I am Not Henry Lawson’s Daughter cries Bertha Lawson (Jago), whose image is modelled on a charming 1913 portrait by Florence Rodway, highlighting young Bertha’s beauty and strong-minded presence. She lived scandalously with her future husband, the writer Walter Jago, worked as a librarian, wrote extensively, and was active in the Fellowship of Australian Writers.
Who was Lala Fisher? She was much more than Henry Lawson’s friend. This well-travelled poet hailed from Rockhampton, left town, and never looked back. She was a member of London Writer’s Club, an avowed feminist (and Queensland delegate to the 1899 International Congress of Women) and was a force in Sydney literary, artistic and theatrical circles as a popular lecturer, songwriter and part proprietor of the Theatre Magazine.
Sister Aberta de Villiers MacCallum was clearly not just Henry Lawson’s Nurse, although her name appears in the history of the Darlinghurst Lunatic Asylum as the competent and sympathetic Matron-in-Charge during Lawson’s many later voluntary hospitalisations. It is difficult to uncover more information on her interesting professional and political life. Was she as ardent a feminist and safe sex health pioneer as her New Zealand companion Ettie Rout? Together they established the Home Companions for Australia scheme in response to Britain’s post-war women surplus. They supported patriotic, serious-minded girls who were prepared to rough it and go bush, where white women were scarce. Not surprisingly, only about forty women took up this Imperial challenge.

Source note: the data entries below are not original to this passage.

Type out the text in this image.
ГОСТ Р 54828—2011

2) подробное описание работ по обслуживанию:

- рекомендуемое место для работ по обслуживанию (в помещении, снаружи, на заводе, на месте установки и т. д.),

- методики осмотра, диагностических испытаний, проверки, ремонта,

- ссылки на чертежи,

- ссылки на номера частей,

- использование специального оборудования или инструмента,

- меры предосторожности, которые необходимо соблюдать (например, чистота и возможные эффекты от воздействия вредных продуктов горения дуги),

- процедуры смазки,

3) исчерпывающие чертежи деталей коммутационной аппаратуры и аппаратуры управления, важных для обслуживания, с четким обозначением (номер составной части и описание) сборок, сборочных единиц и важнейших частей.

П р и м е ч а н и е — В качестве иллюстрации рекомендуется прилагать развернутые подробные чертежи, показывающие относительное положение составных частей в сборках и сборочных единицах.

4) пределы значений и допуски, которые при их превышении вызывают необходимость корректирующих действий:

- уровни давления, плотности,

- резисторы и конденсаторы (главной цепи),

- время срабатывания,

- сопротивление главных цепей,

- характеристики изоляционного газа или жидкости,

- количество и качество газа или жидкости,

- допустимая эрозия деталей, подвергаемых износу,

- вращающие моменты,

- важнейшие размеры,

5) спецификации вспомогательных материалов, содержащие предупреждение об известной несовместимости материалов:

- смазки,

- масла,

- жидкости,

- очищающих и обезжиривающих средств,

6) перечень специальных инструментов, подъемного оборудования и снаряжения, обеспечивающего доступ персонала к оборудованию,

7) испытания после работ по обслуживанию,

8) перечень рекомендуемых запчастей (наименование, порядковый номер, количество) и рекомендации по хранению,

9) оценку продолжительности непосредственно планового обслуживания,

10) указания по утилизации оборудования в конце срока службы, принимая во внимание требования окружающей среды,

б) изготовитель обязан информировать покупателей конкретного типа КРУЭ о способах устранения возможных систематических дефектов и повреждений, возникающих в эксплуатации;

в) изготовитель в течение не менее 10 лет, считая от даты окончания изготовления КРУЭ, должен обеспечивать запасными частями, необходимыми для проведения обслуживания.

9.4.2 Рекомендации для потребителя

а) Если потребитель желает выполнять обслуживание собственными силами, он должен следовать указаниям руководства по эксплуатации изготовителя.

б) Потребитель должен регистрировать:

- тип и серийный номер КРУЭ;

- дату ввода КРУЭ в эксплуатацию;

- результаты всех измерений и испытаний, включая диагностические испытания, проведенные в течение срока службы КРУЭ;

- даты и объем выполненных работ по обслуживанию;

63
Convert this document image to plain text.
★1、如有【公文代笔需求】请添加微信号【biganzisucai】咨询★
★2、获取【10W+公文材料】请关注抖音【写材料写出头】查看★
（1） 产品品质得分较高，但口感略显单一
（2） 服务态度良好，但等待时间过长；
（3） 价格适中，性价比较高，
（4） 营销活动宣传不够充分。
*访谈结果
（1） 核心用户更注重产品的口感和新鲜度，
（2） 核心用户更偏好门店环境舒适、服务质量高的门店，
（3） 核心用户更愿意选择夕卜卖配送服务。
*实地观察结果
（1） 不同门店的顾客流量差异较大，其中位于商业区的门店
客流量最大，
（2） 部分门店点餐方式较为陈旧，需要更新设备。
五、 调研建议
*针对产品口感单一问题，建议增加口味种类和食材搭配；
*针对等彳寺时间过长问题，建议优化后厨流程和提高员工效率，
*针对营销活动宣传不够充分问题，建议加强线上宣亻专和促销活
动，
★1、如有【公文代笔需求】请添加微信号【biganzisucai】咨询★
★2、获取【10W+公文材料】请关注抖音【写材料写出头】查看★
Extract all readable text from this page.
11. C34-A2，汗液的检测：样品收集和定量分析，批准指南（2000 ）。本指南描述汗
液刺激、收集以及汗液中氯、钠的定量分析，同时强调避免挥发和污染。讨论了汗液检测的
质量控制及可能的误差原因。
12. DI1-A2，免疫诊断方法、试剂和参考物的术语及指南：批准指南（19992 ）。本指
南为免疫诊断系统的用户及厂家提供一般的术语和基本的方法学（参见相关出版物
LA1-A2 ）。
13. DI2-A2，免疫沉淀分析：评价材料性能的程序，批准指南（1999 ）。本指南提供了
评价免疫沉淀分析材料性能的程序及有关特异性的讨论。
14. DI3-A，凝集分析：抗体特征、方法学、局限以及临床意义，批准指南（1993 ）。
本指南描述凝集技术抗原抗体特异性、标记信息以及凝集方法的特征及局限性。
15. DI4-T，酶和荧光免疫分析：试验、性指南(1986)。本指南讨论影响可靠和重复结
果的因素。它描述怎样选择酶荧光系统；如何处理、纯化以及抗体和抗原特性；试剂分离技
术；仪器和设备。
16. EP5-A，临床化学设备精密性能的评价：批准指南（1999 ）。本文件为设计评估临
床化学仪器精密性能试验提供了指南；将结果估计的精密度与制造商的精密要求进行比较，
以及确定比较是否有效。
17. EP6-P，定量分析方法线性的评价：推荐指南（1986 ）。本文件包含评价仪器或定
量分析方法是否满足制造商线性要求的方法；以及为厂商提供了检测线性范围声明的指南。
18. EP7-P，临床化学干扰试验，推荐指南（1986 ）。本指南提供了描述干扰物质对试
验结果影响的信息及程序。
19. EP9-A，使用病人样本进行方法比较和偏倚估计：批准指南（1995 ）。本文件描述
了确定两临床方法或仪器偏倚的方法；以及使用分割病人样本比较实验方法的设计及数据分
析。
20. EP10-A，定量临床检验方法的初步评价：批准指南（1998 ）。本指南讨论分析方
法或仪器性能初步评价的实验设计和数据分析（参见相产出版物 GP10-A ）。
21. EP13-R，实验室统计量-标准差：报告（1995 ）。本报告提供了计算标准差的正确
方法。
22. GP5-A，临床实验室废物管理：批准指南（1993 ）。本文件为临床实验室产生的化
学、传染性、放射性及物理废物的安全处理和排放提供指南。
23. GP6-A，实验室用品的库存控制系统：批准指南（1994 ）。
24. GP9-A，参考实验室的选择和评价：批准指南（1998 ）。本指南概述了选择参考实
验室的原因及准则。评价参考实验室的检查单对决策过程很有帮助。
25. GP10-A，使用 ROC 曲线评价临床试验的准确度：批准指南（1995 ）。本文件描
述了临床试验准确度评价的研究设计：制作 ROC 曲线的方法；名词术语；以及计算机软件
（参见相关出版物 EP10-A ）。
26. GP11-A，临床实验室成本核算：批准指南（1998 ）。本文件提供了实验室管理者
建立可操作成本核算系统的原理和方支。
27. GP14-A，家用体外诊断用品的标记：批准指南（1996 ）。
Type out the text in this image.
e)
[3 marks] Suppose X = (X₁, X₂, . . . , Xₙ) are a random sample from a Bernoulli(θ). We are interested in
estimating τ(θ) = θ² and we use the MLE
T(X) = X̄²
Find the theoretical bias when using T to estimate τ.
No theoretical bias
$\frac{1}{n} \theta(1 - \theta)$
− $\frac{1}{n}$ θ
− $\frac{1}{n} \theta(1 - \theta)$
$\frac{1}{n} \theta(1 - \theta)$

Mrs Isabel Byers was not just Henry Lawson’s housekeeper, although this generous, older companion certainly looked out for the poet after his separation from Bertha, and when he was at his lowest psychological ebb. Literary history describes her as Henry Lawson’s “Little Mother’ or the “Little Landlady” as he affectionately called her (scribbling a few lines to his friend George Robertson, “I can’t live without her anyhow. I can’t live without a woman messing about me”)viii Lawson also wrote Byers into many of his later poems and stories (eg. ‘Little Landlady’ in Previous Convictions, 1919-21), and was no doubt grateful for her care and acceptance of his alcoholism. It’s hard to look beyond Byers’ ministrations, but her tea-towel portrait prompts us to also consider this diminutive and little-known figure as a smart business woman running successful coffee house and boarding houses in North Sydney; as a literary agent (for Lawson in bad times); and as a fellow poet.
These women were writers, progressive thinkers and hard-working working women who lived unconventional lives. They emerge from Fiona MacDonald’s laundry-tub to tell their own dramatic tales – distinctive stories of modern Australian womanhood that are central to our national character.